Ebbene, questa idea è destinata a tramontare. E non solo perché tutti gli studi sulla genialità dimostrano che dietro a ogni talento eccezionale ci sono sempre anni e anni di impegno e una buona dose di stacanovismo.

Ma soprattutto perché, facendo un’analisi storica del fenomeno, ci si accorge che le menti più geniali non sono sparse qua e là nello spazio e nel tempo, come ci si aspetterebbe se si trattasse di un fenomeno puramente casuale (un “dono” piovuto dal cielo), ma sono concentrate in particolari luoghi e in particolari periodi.

Insomma: se si va a vedere chi bazzicava nell’agorà di Atene nel V secolo a.C., per le vie di Firenze nel Rinascimento, nei porti olandesi del Seicento, nei salotti della Vienna fin de siècle o nei caffè parigini degli Anni ruggenti, e forse anche nelle startup della Silicon Valley di qualche anno fa, viene proprio da pensare che per diventare un genio sia importante, prima di tutto, trovarsi nel posto giusto al momento giusto.

Il primo a mettere in discussione l’idea del dono divino del genio fu Darwin. E dopo di lui diversi studi hanno gradualmente messo in luce una verità offuscata dal mito dell’“essere speciale”.

«Il genio non è affatto un dono elargito magicamente a pochissimi fortunati», sostiene oggi Michael Howe, psicologo della Exeter University, in Gran Bretagna.

«I geni arrivano a realizzare le opere o a effettuare le scoperte per cui sono universalmente apprezzati in due fasi piuttosto lunghe, e che in parte si sovrappongono: la prima, in cui acquisiscono capacità particolari, e la seconda in cui esprimono la creatività che li porterà alla scoperta o al capolavoro».

L’analisi delle biografie di personalità eccezionali ha permesso a Howe di individuare una serie di caratteristiche comuni: grande interesse per il proprio lavoro, impegno costante, forte senso di indipendenza, concentrazione feroce, tolleranza alle frustrazioni e capacità di sopportare uno sforzo mentale prolungato.

Una ferrea autodisciplina seguirono, per esempio, Masaccio, Edgar Allan Poe, Cézanne, Michelangelo, Leonardo (i cui taccuini testimoniano un’attività forsennata di ricerca, al limite dell’ossessività), Beethoven (che scriveva fino alle tre del mattino), Flaubert (che lavorava dalle 10 alle 12 ore al giorno) o Chopin (che stava fino a 6 settimane sulla stessa pagina).

Come disse Thomas Edison, che di genio doveva intendersene visto che registrò oltre 1.000 brevetti tra cui quello per la lampada a incandescenza, “il genio è l’un per cento ispirazione e il 99 per cento sudore”.

Se il genio – fenomeno raro – non è innato, se ne deduce che il contesto sia determinante per permettere lo sviluppo delle potenzialità.

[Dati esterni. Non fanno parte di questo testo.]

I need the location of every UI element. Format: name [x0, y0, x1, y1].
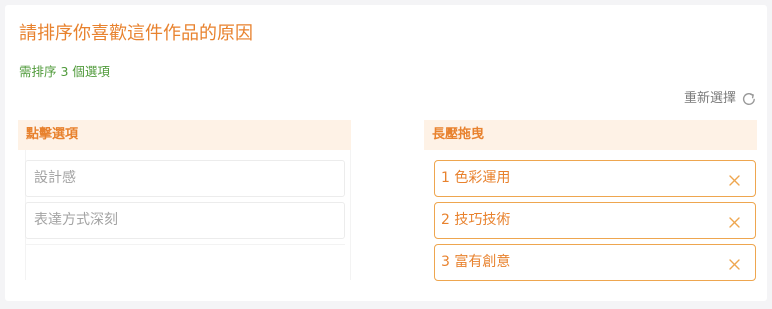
option-pool-panel: 點擊選項 設計感 表達方式深刻	[18, 120, 351, 280]
ranked-item-label: 1 色彩運用	[441, 170, 511, 186]
ranked-list-header: 長壓拖曳	[424, 120, 757, 150]
option-pool-header: 點擊選項	[18, 120, 351, 150]
close-icon[interactable]	[728, 256, 741, 270]
option-pool-list: 設計感 表達方式深刻	[18, 150, 351, 280]
close-icon[interactable]	[728, 214, 741, 228]
ranked-item-label: 2 技巧技術	[441, 212, 511, 228]
ranking-question-card: 請排序你喜歡這件作品的原因 需排序 3 個選項 重新選擇 點擊選項 設計感 表達…	[5, 5, 767, 301]
close-icon[interactable]	[728, 172, 741, 186]
ranked-item-label: 3 富有創意	[441, 254, 511, 270]
ranked-list: 1 色彩運用 2 技巧技術 3 富有創意	[424, 150, 757, 281]
ranked-item[interactable]: 2 技巧技術	[434, 202, 756, 239]
ranked-item[interactable]: 3 富有創意	[434, 244, 756, 281]
reset-button[interactable]: 重新選擇	[684, 91, 757, 107]
reset-button-label: 重新選擇	[683, 91, 736, 106]
option-slot-empty	[25, 244, 345, 281]
ranked-list-panel: 長壓拖曳 1 色彩運用 2 技巧技術 3 富有創意	[424, 120, 757, 281]
question-title: 請排序你喜歡這件作品的原因	[19, 23, 253, 44]
option-item[interactable]: 表達方式深刻	[25, 202, 345, 239]
refresh-icon	[741, 91, 757, 107]
option-item[interactable]: 設計感	[25, 160, 345, 197]
question-instruction: 需排序 3 個選項	[19, 64, 110, 79]
ranked-item[interactable]: 1 色彩運用	[434, 160, 756, 197]
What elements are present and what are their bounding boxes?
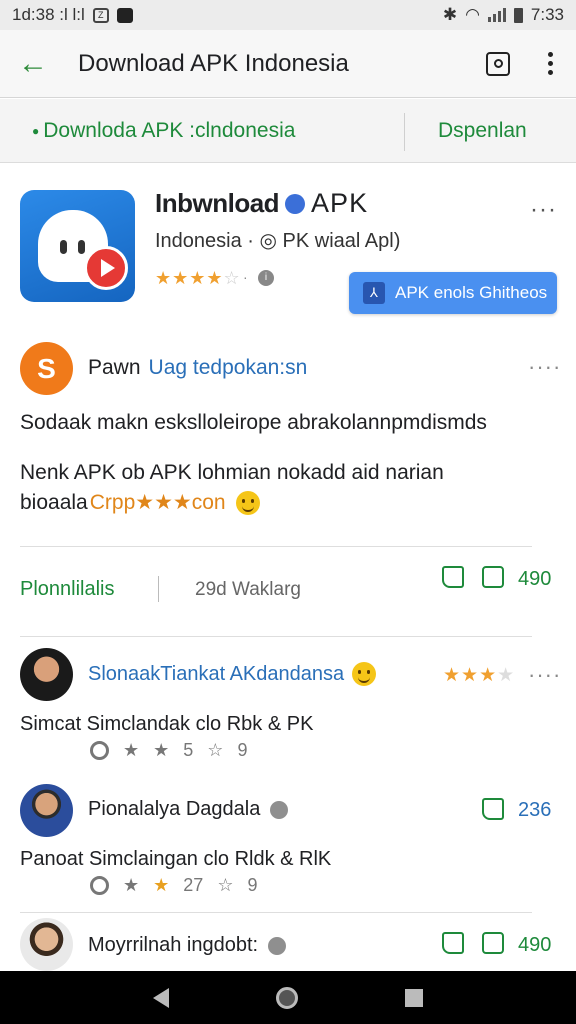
info-icon bbox=[268, 936, 287, 955]
divider bbox=[20, 912, 532, 913]
star-icon[interactable]: ★ bbox=[123, 875, 139, 896]
page-title: Download APK Indonesia bbox=[78, 49, 349, 77]
reply-icon[interactable] bbox=[90, 741, 109, 760]
comment-author-name: Pionalalya Dagdala bbox=[88, 798, 261, 820]
app-rating-dots: · bbox=[243, 269, 248, 285]
comment-author-name: Moyrrilnah ingdobt: bbox=[88, 934, 259, 956]
verified-icon bbox=[285, 193, 306, 214]
frame-icon bbox=[486, 51, 510, 76]
comment-meta: ★ ★ 27 ☆ 9 bbox=[90, 875, 257, 896]
nav-bar bbox=[0, 971, 576, 1024]
avatar[interactable] bbox=[20, 648, 73, 701]
post-line3-highlight: Crpp★★★con bbox=[89, 491, 226, 514]
download-button[interactable]: ⅄ APK enols Ghitheos bbox=[349, 272, 557, 314]
like-icon[interactable] bbox=[442, 932, 464, 954]
post-author-name[interactable]: Pawn bbox=[88, 356, 141, 380]
app-bar-actions bbox=[472, 38, 576, 90]
status-time: 7:33 bbox=[530, 5, 564, 24]
post-body-line: Sodaak makn eskslloleirope abrakolannpmd… bbox=[20, 411, 487, 434]
bluetooth-icon: ✱ bbox=[442, 5, 458, 24]
info-icon[interactable]: i bbox=[258, 270, 274, 286]
comment-text: Panoat Simclaingan clo Rldk & RlK bbox=[20, 848, 332, 870]
share-icon[interactable] bbox=[482, 566, 504, 588]
comment-author[interactable]: SlonaakTiankat AKdandansa bbox=[88, 662, 377, 686]
star-icon: ★ bbox=[153, 740, 170, 760]
info-icon bbox=[270, 800, 289, 819]
back-button[interactable]: ← bbox=[0, 30, 66, 98]
post-more-button[interactable]: ···· bbox=[528, 354, 561, 380]
smile-emoji-icon bbox=[352, 662, 377, 686]
star-outline-icon[interactable]: ☆ bbox=[207, 740, 223, 761]
stats-time: 29d Waklarg bbox=[195, 579, 301, 600]
nav-back-icon[interactable] bbox=[153, 987, 170, 1008]
sub-bar-link[interactable]: ● Downloda APK :clndonesia bbox=[32, 119, 295, 143]
signal-icon bbox=[487, 8, 506, 22]
app-bar: ← Download APK Indonesia bbox=[0, 30, 576, 98]
divider bbox=[20, 546, 532, 547]
download-icon: ⅄ bbox=[363, 282, 385, 304]
battery-icon bbox=[513, 7, 523, 23]
app-subtitle: Indonesia · ◎ PK wiaal Apl) bbox=[155, 230, 401, 252]
comment-meta-b: 9 bbox=[237, 740, 248, 760]
comment-rating-stars: ★★★★ bbox=[443, 665, 516, 686]
stats-divider bbox=[158, 576, 159, 602]
comment-author[interactable]: Moyrrilnah ingdobt: bbox=[88, 934, 287, 957]
star-icon[interactable]: ★ bbox=[123, 740, 139, 761]
sub-bar-divider bbox=[404, 113, 405, 151]
share-icon[interactable] bbox=[482, 932, 504, 954]
status-notification-icon bbox=[116, 7, 133, 23]
comment-meta-b: 9 bbox=[247, 875, 258, 895]
avatar[interactable] bbox=[20, 784, 73, 837]
comment-author[interactable]: Pionalalya Dagdala bbox=[88, 798, 289, 821]
status-right: ✱ ◠ 7:33 bbox=[443, 5, 564, 25]
comment-count: 490 bbox=[518, 934, 552, 956]
post-line3-text: bioaala bbox=[20, 490, 88, 514]
post-author-tag[interactable]: Uag tedpokan:sn bbox=[149, 356, 308, 380]
overflow-menu-button[interactable] bbox=[524, 38, 576, 90]
post-avatar[interactable]: S bbox=[20, 342, 73, 395]
like-icon[interactable] bbox=[482, 798, 504, 820]
comment-meta-a: 5 bbox=[183, 740, 194, 760]
app-name-rest: APK bbox=[311, 188, 369, 218]
location-dot-icon: ● bbox=[32, 123, 40, 138]
like-icon[interactable] bbox=[442, 566, 464, 588]
sub-bar-right-link[interactable]: Dspenlan bbox=[438, 119, 527, 143]
app-name: Inbwnload APK bbox=[155, 188, 368, 219]
post-body-line: Nenk APK ob APK lohmian nokadd aid naria… bbox=[20, 461, 444, 484]
nav-home-icon[interactable] bbox=[275, 986, 298, 1009]
divider bbox=[20, 636, 532, 637]
star-icon: ★ bbox=[153, 875, 170, 895]
star-outline-icon[interactable]: ☆ bbox=[217, 875, 233, 896]
smile-emoji-icon bbox=[235, 490, 260, 515]
more-vertical-icon bbox=[547, 52, 553, 75]
comment-like-count: 236 bbox=[518, 799, 552, 821]
stats-count: 490 bbox=[518, 568, 552, 590]
sub-bar: ● Downloda APK :clndonesia Dspenlan bbox=[0, 99, 576, 163]
app-more-button[interactable]: ··· bbox=[530, 196, 557, 224]
comment-meta: ★ ★ 5 ☆ 9 bbox=[90, 740, 247, 761]
status-box-icon: Z bbox=[92, 7, 109, 23]
frame-button[interactable] bbox=[472, 38, 524, 90]
download-button-label: APK enols Ghitheos bbox=[395, 283, 548, 302]
stats-link[interactable]: Plonnlilalis bbox=[20, 578, 115, 601]
post-body-line: bioaala Crpp★★★con bbox=[20, 490, 260, 515]
sub-bar-link-label: Downloda APK :clndonesia bbox=[43, 118, 296, 142]
comment-text: Simcat Simclandak clo Rbk & PK bbox=[20, 713, 314, 735]
nav-recent-icon[interactable] bbox=[404, 988, 423, 1007]
comment-author-name: SlonaakTiankat AKdandansa bbox=[88, 662, 345, 685]
comment-meta-a: 27 bbox=[183, 875, 204, 895]
reply-icon[interactable] bbox=[90, 876, 109, 895]
app-rating-stars: ★★★★☆ bbox=[155, 268, 241, 288]
arrow-left-icon: ← bbox=[18, 46, 48, 80]
status-left: 1d:38 :l l:l Z bbox=[12, 5, 133, 25]
status-left-text: 1d:38 :l l:l bbox=[12, 5, 85, 24]
app-name-bold: Inbwnload bbox=[155, 188, 280, 218]
app-icon[interactable] bbox=[20, 190, 135, 302]
avatar[interactable] bbox=[20, 918, 73, 971]
play-icon bbox=[84, 246, 128, 290]
comment-more-button[interactable]: ···· bbox=[528, 662, 561, 688]
status-bar: 1d:38 :l l:l Z ✱ ◠ 7:33 bbox=[0, 0, 576, 30]
wifi-icon: ◠ bbox=[465, 5, 480, 24]
post-author: Pawn Uag tedpokan:sn bbox=[88, 356, 307, 380]
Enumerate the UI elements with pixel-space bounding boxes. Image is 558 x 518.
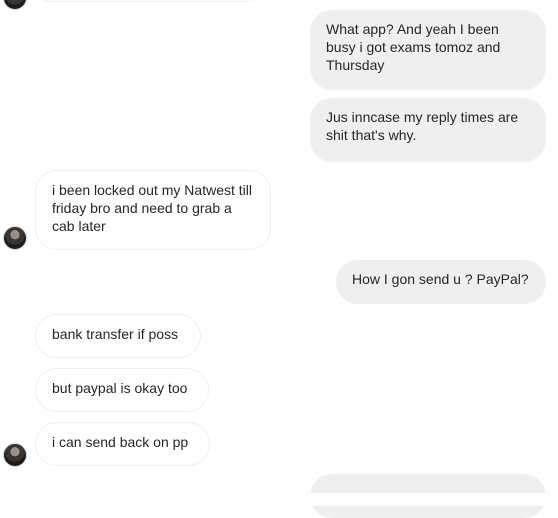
- message-text: i been locked out my Natwest till friday…: [52, 182, 252, 234]
- message-bubble-incoming-clipped[interactable]: [36, 0, 262, 2]
- message-text: Jus inncase my reply times are shit that…: [326, 109, 519, 143]
- message-bubble-outgoing[interactable]: What app? And yeah I been busy i got exa…: [310, 10, 546, 90]
- message-bubble-incoming[interactable]: but paypal is okay too: [35, 368, 209, 412]
- avatar[interactable]: [3, 0, 27, 10]
- message-bubble-outgoing[interactable]: How I gon send u ? PayPal?: [336, 260, 546, 304]
- avatar[interactable]: [3, 443, 27, 467]
- message-text: but paypal is okay too: [52, 380, 188, 396]
- message-text: bank transfer if poss: [52, 326, 179, 342]
- message-text: What app? And yeah I been busy i got exa…: [326, 21, 501, 73]
- message-bubble-incoming[interactable]: bank transfer if poss: [35, 314, 201, 358]
- message-text: How I gon send u ? PayPal?: [352, 271, 529, 287]
- message-text: i can send back on pp: [52, 434, 189, 450]
- message-bubble-incoming[interactable]: i been locked out my Natwest till friday…: [35, 170, 271, 250]
- message-bubble-incoming[interactable]: i can send back on pp: [35, 422, 210, 466]
- message-bubble-outgoing[interactable]: Jus inncase my reply times are shit that…: [310, 98, 546, 162]
- avatar[interactable]: [3, 226, 27, 250]
- scroll-clip-mask: [0, 493, 558, 506]
- message-thread: What app? And yeah I been busy i got exa…: [0, 0, 558, 518]
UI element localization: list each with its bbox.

Sarebbero dunque anche le condizioni storiche a permettere lo sviluppo dei cosiddetti cluster (in inglese, “ammasso”) riassunti in queste pagine.

Ma quali sono tali condizioni? Valutando le epoche e le città in cui il fenomeno si è verificato, si possono ipotizzare almeno cinque fattori-chiave.

  1. Il primo è la fioritura economica, con la disponibilità di risorse a cui accedere per realizzare i propri progetti.
  2. Il secondo è la presenza di committenti e mecenati, in grado di riconoscere il talento e di investirvi.
  3. Il terzo è un clima culturale che valorizzi l’uomo e le sue capacità. Come fu la filosofia platonica nell’antica Grecia, l’umanesimo premessa del Rinascimento e del Secolo d’oro olandese, la passione intellettuale per l’introspezione che inaugurò a Vienna quella che il premio Nobel Eric Kandel ha recentemente battezzato L’età dell’inconscio (Raffaello Cortina) e oggi il mito americano del self made man, che ha spinto personaggi come Steve Jobs o Mark Zuckerberg a credere nei propri progetti.
  4. Il quarto fattore è la libertà d’azione e l’apertura al nuovo e al diverso. I geni abbondano quando aumentano le libertà individuali: come è accaduto quando l’impero asburgico ha esteso agli ebrei l’accesso alle libere professioni. E quando l’innovazione è sollecitata per reagire a un passato da dimenticare: è il caso delle avanguardie artistiche parigine dopo la Prima guerra mondiale ma anche dell’Europa minata dalla peste del Trecento, cui seguì un diffuso desiderio di “rinascita”.
  5. Il quinto, infine, è il contatto con altri talenti straordinari, che favorisce la collaborazione, ma anche la competizione.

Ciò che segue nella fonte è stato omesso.